Gordon Ramsay's Spiced Sausage Rice

spicy sausage rice

This meal hits all the right points-loads of flavour, fast, filling, and so easy to make, it's sure to fit into the regular rotation at your dinner table. Similar to jambalaya, it's one of those things that you can put together and then leave on the stove to simmer away while you toss a salad or tend to something else.
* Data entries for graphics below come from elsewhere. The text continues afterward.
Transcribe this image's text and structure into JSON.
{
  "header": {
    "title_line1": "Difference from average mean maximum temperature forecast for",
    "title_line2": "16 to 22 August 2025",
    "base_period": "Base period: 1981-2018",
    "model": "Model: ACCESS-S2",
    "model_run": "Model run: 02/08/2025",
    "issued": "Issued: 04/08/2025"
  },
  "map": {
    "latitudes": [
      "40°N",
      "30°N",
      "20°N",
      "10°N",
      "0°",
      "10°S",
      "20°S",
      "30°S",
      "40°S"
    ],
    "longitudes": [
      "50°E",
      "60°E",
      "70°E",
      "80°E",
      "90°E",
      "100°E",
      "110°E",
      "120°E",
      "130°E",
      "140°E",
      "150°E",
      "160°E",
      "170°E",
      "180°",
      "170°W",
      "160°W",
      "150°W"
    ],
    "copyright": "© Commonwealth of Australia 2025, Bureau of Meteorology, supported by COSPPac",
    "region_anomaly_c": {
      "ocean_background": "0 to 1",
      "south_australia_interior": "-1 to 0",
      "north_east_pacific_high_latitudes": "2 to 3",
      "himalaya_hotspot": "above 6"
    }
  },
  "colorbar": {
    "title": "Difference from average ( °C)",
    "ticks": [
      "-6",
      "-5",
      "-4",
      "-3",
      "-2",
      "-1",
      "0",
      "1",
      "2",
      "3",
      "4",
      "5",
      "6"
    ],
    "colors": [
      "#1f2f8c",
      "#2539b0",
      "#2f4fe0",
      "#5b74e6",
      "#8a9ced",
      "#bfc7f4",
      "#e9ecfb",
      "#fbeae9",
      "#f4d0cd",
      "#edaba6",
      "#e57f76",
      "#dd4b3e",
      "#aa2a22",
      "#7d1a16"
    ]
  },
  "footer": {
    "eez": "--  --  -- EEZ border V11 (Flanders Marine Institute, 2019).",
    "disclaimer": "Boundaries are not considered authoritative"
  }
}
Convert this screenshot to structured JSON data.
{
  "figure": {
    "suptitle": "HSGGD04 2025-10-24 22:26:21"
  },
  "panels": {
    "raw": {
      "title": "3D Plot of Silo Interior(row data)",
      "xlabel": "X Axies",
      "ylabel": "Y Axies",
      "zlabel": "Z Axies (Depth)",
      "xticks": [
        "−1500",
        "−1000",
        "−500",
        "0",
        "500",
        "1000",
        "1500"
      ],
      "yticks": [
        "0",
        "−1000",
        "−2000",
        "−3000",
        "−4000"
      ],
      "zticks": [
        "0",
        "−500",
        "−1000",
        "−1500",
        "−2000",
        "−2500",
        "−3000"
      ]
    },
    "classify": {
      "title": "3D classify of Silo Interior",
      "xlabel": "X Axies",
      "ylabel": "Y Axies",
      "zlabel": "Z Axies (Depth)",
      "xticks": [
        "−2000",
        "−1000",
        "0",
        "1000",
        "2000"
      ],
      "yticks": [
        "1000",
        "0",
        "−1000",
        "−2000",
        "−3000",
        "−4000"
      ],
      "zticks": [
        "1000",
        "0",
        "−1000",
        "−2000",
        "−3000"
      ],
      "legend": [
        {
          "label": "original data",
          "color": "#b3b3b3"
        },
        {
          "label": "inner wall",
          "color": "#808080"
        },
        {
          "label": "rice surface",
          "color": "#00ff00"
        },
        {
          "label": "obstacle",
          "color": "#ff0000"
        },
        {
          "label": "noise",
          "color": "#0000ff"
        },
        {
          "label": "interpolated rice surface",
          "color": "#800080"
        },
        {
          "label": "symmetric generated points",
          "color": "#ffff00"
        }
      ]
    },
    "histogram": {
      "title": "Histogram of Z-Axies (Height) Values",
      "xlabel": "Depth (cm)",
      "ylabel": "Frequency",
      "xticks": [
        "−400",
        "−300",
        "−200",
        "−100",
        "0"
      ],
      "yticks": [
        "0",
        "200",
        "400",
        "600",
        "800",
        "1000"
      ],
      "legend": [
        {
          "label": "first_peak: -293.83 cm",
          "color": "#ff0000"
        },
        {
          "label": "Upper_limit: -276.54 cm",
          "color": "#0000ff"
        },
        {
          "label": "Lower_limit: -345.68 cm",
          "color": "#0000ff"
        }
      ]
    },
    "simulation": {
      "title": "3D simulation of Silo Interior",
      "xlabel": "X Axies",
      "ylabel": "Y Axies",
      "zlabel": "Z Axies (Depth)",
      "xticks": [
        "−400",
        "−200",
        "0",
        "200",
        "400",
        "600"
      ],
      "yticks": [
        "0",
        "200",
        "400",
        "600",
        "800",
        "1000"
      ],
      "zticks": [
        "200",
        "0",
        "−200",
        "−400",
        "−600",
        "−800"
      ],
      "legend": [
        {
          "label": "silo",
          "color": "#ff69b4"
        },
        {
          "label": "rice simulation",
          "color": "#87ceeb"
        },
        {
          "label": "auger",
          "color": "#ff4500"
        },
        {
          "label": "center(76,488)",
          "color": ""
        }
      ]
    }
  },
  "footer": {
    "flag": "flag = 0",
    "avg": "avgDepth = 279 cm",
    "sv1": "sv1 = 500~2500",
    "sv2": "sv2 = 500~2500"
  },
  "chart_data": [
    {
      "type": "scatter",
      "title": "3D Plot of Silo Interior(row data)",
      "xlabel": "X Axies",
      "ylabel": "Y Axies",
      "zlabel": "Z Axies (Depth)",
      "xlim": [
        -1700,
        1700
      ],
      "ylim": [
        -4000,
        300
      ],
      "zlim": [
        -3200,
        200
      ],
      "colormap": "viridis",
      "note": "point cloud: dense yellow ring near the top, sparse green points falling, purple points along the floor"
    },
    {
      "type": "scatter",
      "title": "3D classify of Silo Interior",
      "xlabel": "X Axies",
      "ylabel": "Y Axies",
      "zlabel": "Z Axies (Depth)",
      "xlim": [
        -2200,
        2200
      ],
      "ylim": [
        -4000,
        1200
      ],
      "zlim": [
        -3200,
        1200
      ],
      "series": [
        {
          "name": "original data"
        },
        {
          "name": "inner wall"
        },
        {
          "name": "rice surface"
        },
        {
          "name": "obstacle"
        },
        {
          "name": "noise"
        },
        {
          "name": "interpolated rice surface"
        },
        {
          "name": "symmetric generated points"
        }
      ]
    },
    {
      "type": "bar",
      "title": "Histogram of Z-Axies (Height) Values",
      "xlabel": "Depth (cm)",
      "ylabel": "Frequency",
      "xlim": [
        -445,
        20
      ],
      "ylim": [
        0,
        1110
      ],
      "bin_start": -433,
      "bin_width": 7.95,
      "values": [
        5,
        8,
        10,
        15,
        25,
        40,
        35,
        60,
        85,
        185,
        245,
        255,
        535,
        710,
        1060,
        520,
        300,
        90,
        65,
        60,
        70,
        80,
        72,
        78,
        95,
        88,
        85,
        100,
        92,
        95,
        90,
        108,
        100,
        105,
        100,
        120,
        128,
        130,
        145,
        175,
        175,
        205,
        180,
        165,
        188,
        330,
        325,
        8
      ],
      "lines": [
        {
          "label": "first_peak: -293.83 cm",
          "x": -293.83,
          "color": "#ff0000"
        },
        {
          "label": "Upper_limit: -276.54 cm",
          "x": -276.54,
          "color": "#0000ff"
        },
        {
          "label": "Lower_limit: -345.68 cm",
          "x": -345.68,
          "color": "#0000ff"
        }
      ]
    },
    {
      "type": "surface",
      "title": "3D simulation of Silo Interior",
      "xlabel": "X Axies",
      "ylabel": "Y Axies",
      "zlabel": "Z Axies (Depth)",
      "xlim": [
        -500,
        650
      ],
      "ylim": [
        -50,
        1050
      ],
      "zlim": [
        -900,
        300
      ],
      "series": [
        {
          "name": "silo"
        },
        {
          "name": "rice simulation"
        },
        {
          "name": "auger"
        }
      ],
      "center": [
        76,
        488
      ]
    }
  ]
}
I used mild Italian sausage that I found on sale for only $3 a pound, but you can substitute whatever fresh sausage you like. Want more spice? Use chorizo or hot Italian. Does a local market offer a fantastic homemade sausage? Try that. You really can play around to see what you like best.


Ingredients:

1 red onion, chopped
1 sweet red bell pepper, seeded and chopped
3 garlic cloves, peeled and sliced into chips
1 hot chile pepper (optional)
1 lb fresh sausage (I used mild Italian)
1 1/2 tsp smoked paprika
1 cup long grain white rice
2 1/2 cups low sodium chicken stock  (if you have white wine, substitute 1/2 cup chicken stock for wine)
4 green onions, thinly sliced
1 tomato, chopped
1/4 cup flat leaf parsley, chopped

1. In a large, deep skillet over medium heat, saute the onion over medium heat in a little olive oil until translucent. Add the pepper, garlic, and chile, continuing to saute and stir over medium heat while they cook for about 3 minutes.

2. Squeeze the sausage out of the casings into the pan, breaking it up with a spoon into smaller bits. Continue to saute and stir over medium heat until the sausage has some color to it and is no longer pink.

3. Sprinkle the smoked paprika over your sausage and veggies, stirring to incorporate. Add the rice and continue stirring. At this point, you can add the wine if you are using it or pour in the chicken broth. Give the works a stir.

4. Turn the heat to medium high to bring the mixture to a boil, then back down to low and allow it to simmer. Keep it at a low bubble for 15 - 20 min until the moisture is all absorbed.Give it a good stir.

5. Remove the pan from the heat and gently stir in the chopped tomato, scallion, and parsley. Enjoy!